According to Parfit's reductionism, which I'm sympathetic to, there is no enduring Cartesian Ego of the sort that Kevin's remarks presuppose. I'm having some conscious experiences now, and a future person-stage will have his own experiences and remember mine, but we are two distinct subjects of experience. We exhaust the relevant facts once we state the relations of physical and psychological continuity between the person-stages. There is no "deep further fact" about whether another person-stage is really "me" or not. (Parfit's sorites-type cases help support this conclusion.)

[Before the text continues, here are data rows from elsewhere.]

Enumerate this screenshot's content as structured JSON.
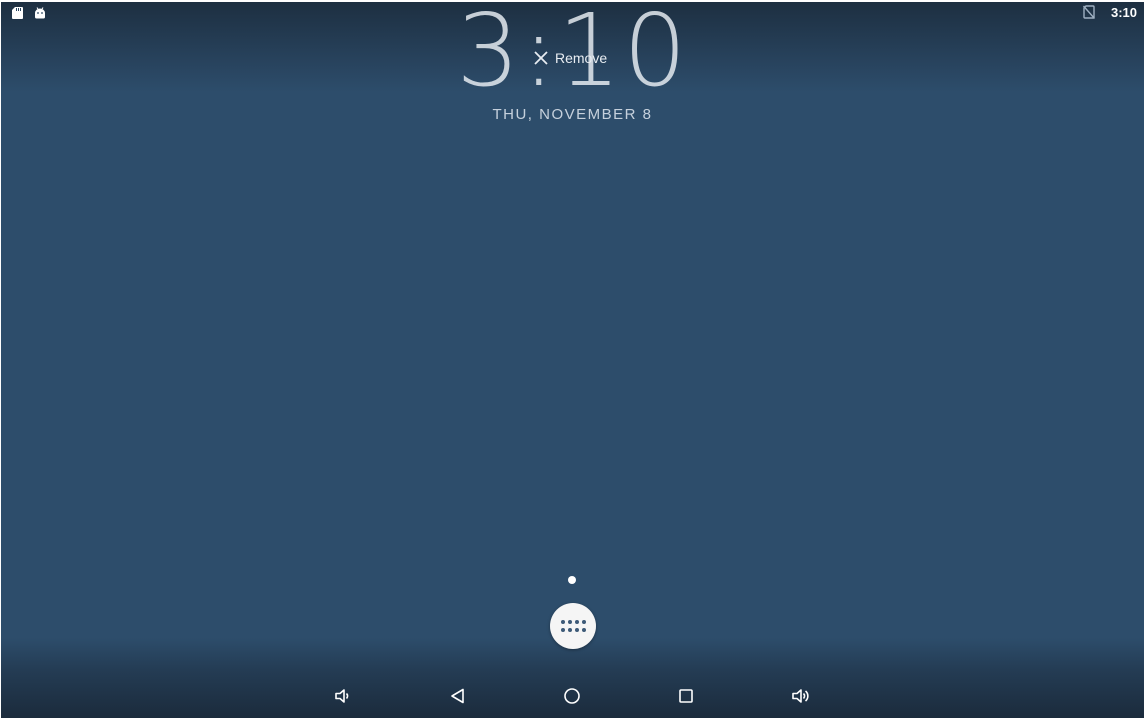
{
  "status_bar": {
    "time": "3:10",
    "left_icons": [
      "sd-card-icon",
      "android-debug-icon"
    ],
    "right_icons": [
      "no-sim-icon"
    ]
  },
  "clock": {
    "time": "3:10",
    "date": "THU, NOVEMBER 8"
  },
  "drop_target": {
    "label": "Remove",
    "icon": "close-icon"
  },
  "home": {
    "page_indicator_count": 1,
    "app_drawer_icon": "all-apps-icon"
  },
  "nav_bar": {
    "buttons": [
      "volume-down-icon",
      "back-icon",
      "home-icon",
      "recents-icon",
      "volume-up-icon"
    ]
  },
  "colors": {
    "wallpaper": "#2d4d6b",
    "text": "#ffffff"
  }
}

Crucially, on this view, my present consciousness does not "stay" anywhere apart from this very moment. It does not endure into the future. Each moment gives rise to "a new person[-stage] who happens to share all your memories up to that instant". Our everyday persistence consists in no more than the sort of "copying" that Kevin dismisses. Since I value my persistence all the same (even if it merely consists in perdurance, not endurance), I'm led to value "copying" likewise. What matters for our persistence, insofar as our persistence matters at all, are relations of psychological continuity. Future "copies" will be psychologically continuous with our present stage, and this provides us with all the reason we could coherently ask for in order to care about them as a future 'self'. (That's not necessarily to say that it's very much reason.)
Kevin goes on to discuss the tricky problem of double-survival, and ends up accepting a position that sounds much like Parfit's. At least, he suggests that the best way to describe a case of double-survival is to say that neither resulting person is identical to their shared past self (even though each would have been, had it not been for the other survivor). Though I'm not sure whether he goes all the way to accepting that this shows that identity is merely superficial, and isn't what matters for survival. (I'm also not sure whether he means this as a retraction of his earlier claim that the person's consciousness "stays with" their organic brain, and if not, how he would deal with Parfit's more symmetrical split-brain case.)
Anyway, I very much share Kevin's ultimate conclusion about the topic: "Good fun." Perhaps I should conclude by returning to his original question: given that survival doesn't "buy anything extra" for your momentary self, "why would “you[-now]” care?"